With only five level 10 henchmen to assist you.

And in those days, your skill bar only had Core/Prophecies skills available to you, and probably only half of those since you hadn’t even gotten through the entire chapter or skill captured much yet. (There was the old way of skill capture too, where you had to wait for the mob to begin casting the spell you wanted, and then and only then hit the signet of capture.)

In other words, it was a grand adventure of epic proportions and much death penalty.

June 2005 – Ranger/monk with ridiculous random build, and henchies – doomed to fail

The pastoral countryside was never really much of a problem. Yeah, there were many accidental aggros of Tengu hordes since one never had the patience or the knowledge to wait for patrols to separate. There was the occasional whupping by fire imps (damn elementalist dps.) But one got through it.

It was in the swamps of Cursed Lands that things started getting hard. Crossing two zones was already quite marathon-y, and now one plunged into the slough of grim plague green despair. Trying to fight undead with levels all in the mid-teens with level 10 henchmen is not the easiest thing in the world. No such thing as flagging the party either, so one ran ahead and hoped for the best.

Many a time the attempt to reach Galrath died stillborn in those black marshes.

Gritting one’s teeth and steeling oneself, one would force oneself to run through the two precursor zones again, wondering when it would ever be possible to push through the fog of this swamp, and how many more zones it could be before reaching the tower?
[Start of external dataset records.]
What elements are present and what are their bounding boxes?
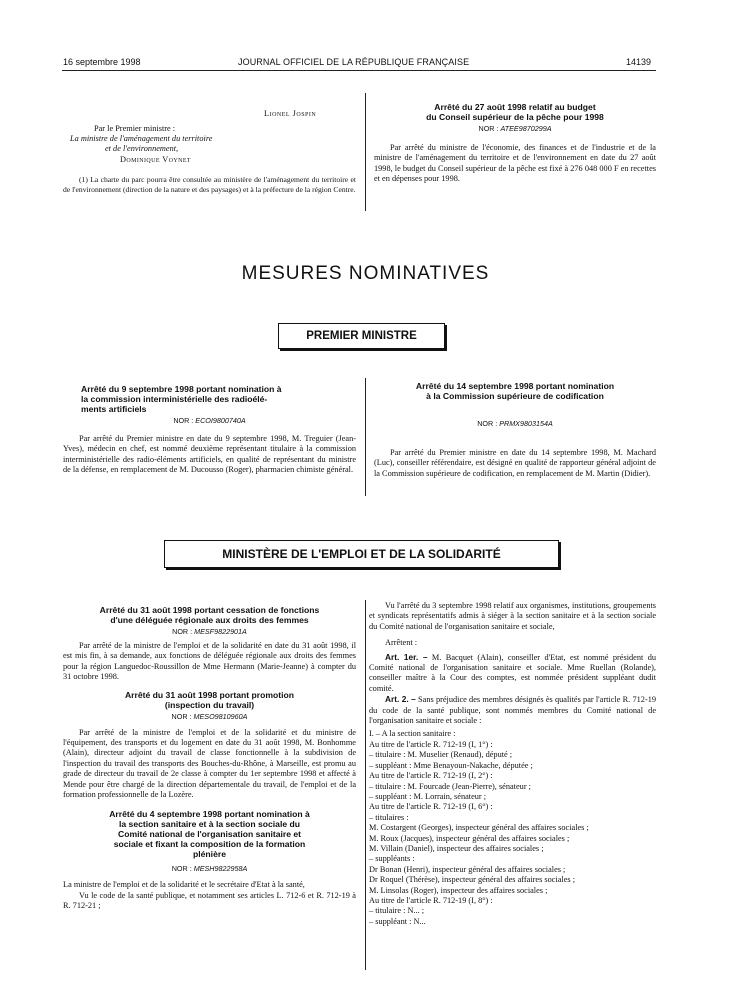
nor-reference: NOR : PRMX9803154A (477, 419, 553, 428)
arrete-title: Arrêté du 9 septembre 1998 portant nomination à la commission interministérielle des radioélé- ments artificiels (81, 384, 282, 414)
arrete-body-promotion: Par arrêté de la ministre de l'emploi et de la solidarité et du ministre de l'équipement, des transports et du logement en date du 31 août 1998, M. Bonhomme (Alain), directeur adjoint du travail de classe fonctionnelle à la subdivision de l'inspection du travail des transports des Bouches-du-Rhône, à Marseille, est promu au grade de directeur du travail de 2e classe à compter du 1er septembre 1998 et affecté à Mende pour être chargé de la direction départementale du travail, de l'emploi et de la formation professionnelle de la Lozère. (63, 727, 356, 800)
list-item: – titulaires : (369, 812, 409, 822)
arrete-title-cessation: Arrêté du 31 août 1998 portant cessation de fonctions d'une déléguée régionale aux droits des femmes (99, 605, 320, 625)
arrete-title-comite-national: Arrêté du 4 septembre 1998 portant nomination à la section sanitaire et à la section sociale du Comité national de l'organisation sanitaire et sociale et fixant la composition de la formation plénière (109, 809, 310, 860)
list-item: M. Costargent (Georges), inspecteur général des affaires sociales ; (369, 823, 589, 833)
list-item: M. Linsolas (Roger), inspecteur des affaires sociales ; (369, 885, 548, 895)
footnote: (1) La charte du parc pourra être consultée au ministère de l'aménagement du territoire et de l'environnement (direction de la nature et des paysages) et à la préfecture de la région Centre. (63, 175, 356, 194)
list-item: I. – A la section sanitaire : (369, 729, 456, 739)
arrete-body: Par arrêté du Premier ministre en date du 14 septembre 1998, M. Machard (Luc), conseiller référendaire, est désigné en qualité de rapporteur général adjoint de la Commission supérieure de codification, en remplacement de M. Martin (Didier). (374, 448, 656, 478)
ministry-heading-premier-ministre: PREMIER MINISTRE (278, 323, 445, 349)
signature-jospin: Lionel Jospin (264, 109, 317, 118)
column-divider-pm (365, 378, 366, 496)
article-2: Art. 2. – Sans préjudice des membres désignés ès qualités par l'article R. 712-19 du code de la santé publique, sont nommés membres du Comité national de l'organisation sanitaire et sociale : (369, 694, 657, 726)
list-item: – suppléant : N... (369, 916, 426, 926)
nor-reference: NOR : MESO9810960A (171, 711, 248, 721)
arrete-body-comite: La ministre de l'emploi et de la solidarité et le secrétaire d'Etat à la santé, Vu le code de la santé publique, et notamment ses articles L. 712-6 et R. 712-19 à R. 712-21 ; (63, 880, 356, 911)
emploi-left-column (63, 605, 356, 912)
list-item: Au titre de l'article R. 712-19 (I, 6°) : (369, 802, 493, 812)
list-item: Au titre de l'article R. 712-19 (I, 8°) : (369, 895, 493, 905)
column-divider-top (365, 93, 366, 211)
arrete-title: Arrêté du 14 septembre 1998 portant nomination à la Commission supérieure de codification (415, 381, 615, 401)
section-heading-mesures: MESURES NOMINATIVES (241, 263, 490, 284)
list-item: – suppléant : Mme Benayoun-Nakache, députée ; (369, 760, 533, 770)
list-item: Au titre de l'article R. 712-19 (I, 1°) : (369, 739, 493, 749)
arrete-title-promotion: Arrêté du 31 août 1998 portant promotion (inspection du travail) (124, 689, 295, 710)
arrete-codification (374, 381, 656, 479)
nor-reference: NOR : MESF9822901A (172, 627, 247, 636)
arretent: Arrêtent : (385, 638, 418, 648)
header-rule (62, 70, 656, 71)
article-1: Art. 1er. – M. Bacquet (Alain), conseiller d'Etat, est nommé président du Comité national de l'organisation sanitaire et sociale. Mme Ruellan (Rolande), conseiller maître à la Cour des comptes, est nommée président suppléant dudit comité. (369, 651, 657, 693)
signature-voynet: Dominique Voynet (120, 155, 191, 164)
arrete-radioelements (63, 384, 356, 476)
list-item: M. Roux (Jacques), inspecteur général des affaires sociales ; (369, 833, 570, 843)
column-divider-emploi (365, 600, 366, 970)
list-item: – suppléants : (369, 854, 415, 864)
membres-list (369, 729, 656, 927)
par-le-premier-ministre: Par le Premier ministre : (94, 124, 176, 133)
list-item: – suppléant : M. Lorrain, sénateur ; (369, 791, 487, 801)
nor-reference: NOR : ECOI9800740A (173, 416, 246, 425)
ministre-title-line2: et de l'environnement, (105, 144, 179, 153)
list-item: Dr Roquel (Thérèse), inspecteur général des affaires sociales ; (369, 875, 576, 885)
ministre-title-line1: La ministre de l'aménagement du territoire (70, 134, 213, 143)
ministry-heading-emploi-solidarite: MINISTÈRE DE L'EMPLOI ET DE LA SOLIDARITÉ (164, 540, 559, 568)
emploi-right-column (369, 601, 656, 927)
list-item: M. Villain (Daniel), inspecteur des affaires sociales ; (369, 843, 544, 853)
nor-reference: NOR : MESH9822958A (171, 864, 248, 874)
arrete-budget-peche (374, 102, 656, 185)
list-item: – titulaire : M. Muselier (Renaud), député ; (369, 750, 513, 760)
arrete-body-cessation: Par arrêté de la ministre de l'emploi et de la solidarité en date du 31 août 1998, il est mis fin, à sa demande, aux fonctions de déléguée régionale aux droits des femmes pour la région Languedoc-Roussillon de Mme Hermann (Marie-Jeanne) à compter du 31 octobre 1998. (63, 641, 356, 682)
nor-reference: NOR : ATEE9870299A (478, 124, 552, 133)
header-page-number: 14139 (626, 57, 652, 67)
header-date: 16 septembre 1998 (63, 57, 141, 67)
vu-arrete: Vu l'arrêté du 3 septembre 1998 relatif aux organismes, institutions, groupements et syndicats représentatifs admis à siéger à la section sanitaire et à la section sociale du Comité national de l'organisation sanitaire et sociale, (369, 601, 656, 631)
arrete-title: Arrêté du 27 août 1998 relatif au budget du Conseil supérieur de la pêche pour 1998 (426, 102, 604, 122)
list-item: Dr Bonan (Henri), inspecteur général des affaires sociales ; (369, 864, 566, 874)
list-item: Au titre de l'article R. 712-19 (I, 2°) : (369, 771, 493, 781)
arrete-body: Par arrêté du ministre de l'économie, des finances et de l'industrie et de la ministre de l'aménagement du territoire et de l'environnement en date du 27 août 1998, le budget du Conseil supérieur de la pêche est fixé à 276 048 000 F en recettes et en dépenses pour 1998. (374, 143, 656, 184)
header-journal-title: JOURNAL OFFICIEL DE LA RÉPUBLIQUE FRANÇAISE (238, 57, 470, 67)
list-item: – titulaire : N... ; (369, 906, 425, 916)
list-item: – titulaire : M. Fourcade (Jean-Pierre), sénateur ; (369, 781, 531, 791)
arrete-body: Par arrêté du Premier ministre en date du 9 septembre 1998, M. Treguier (Jean-Yves), médecin en chef, est nommé deuxième représentant titulaire à la commission interministérielle des radio-éléments artificiels, en qualité de représentant du ministre de la défense, en remplacement de M. Ducousso (Roger), pharmacien chimiste général. (63, 434, 356, 475)
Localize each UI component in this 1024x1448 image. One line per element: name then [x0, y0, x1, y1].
I honestly don’t remember if I ever reached it that way.

I do remember once teaming up with another player or two and we got much much further into the Cursed Lands than I had ever gone by myself. At the time, it was an absolute thrill to be exploring virgin territory, so to speak. We may even have made it into the Black Curtain. Where I think we subsequently got lost, turned around and wiped. The group broke up shortly after, and I was back to hitting my head against the mud with too low level henchmen.

Several years down the road, after conquering Thunderhead Keep which I had stalled at, running through various chapters, I must have taken on Villainy of Galrath and succeeded. With heroes, better skill builds and knowledge, it was a non-event, I don’t even recall any specifics, just getting it done and marveling at the difference between then and the old beta days.

And then there is now.

Map to Temple of the Ages, load up on 7 heroes, tapdance through Black Curtain and jog through Kessex Peak, fondly remembering trying to pop Shadowy Essences off Fog Nightmares for Nicholas the Traveler.

This corner turn is etched into my memory. Too much farming, I’d say.

See the horde of red dots on the radar.

Shrug and charge like a madman into the whole morass shouting “There’s Nothing to Fear!” and “Save Yourselves!” while flinging Pain Inverter left and right and let the heroes do their thing. Normal mode, after all.

Their reaction? “!!!” (Thanks, Gwen.)

Then proceed to happily rotate 360 degrees on the hilltop like a National Geographic cameraman, wondering what the best angle would be and whether a panorama shot was possible. (Alas, it wasn’t. GW imposes some kind of perspective angle when looking up or down, making it impossible to overlap screenshots in its entirety. This and the featured image above will have to do.)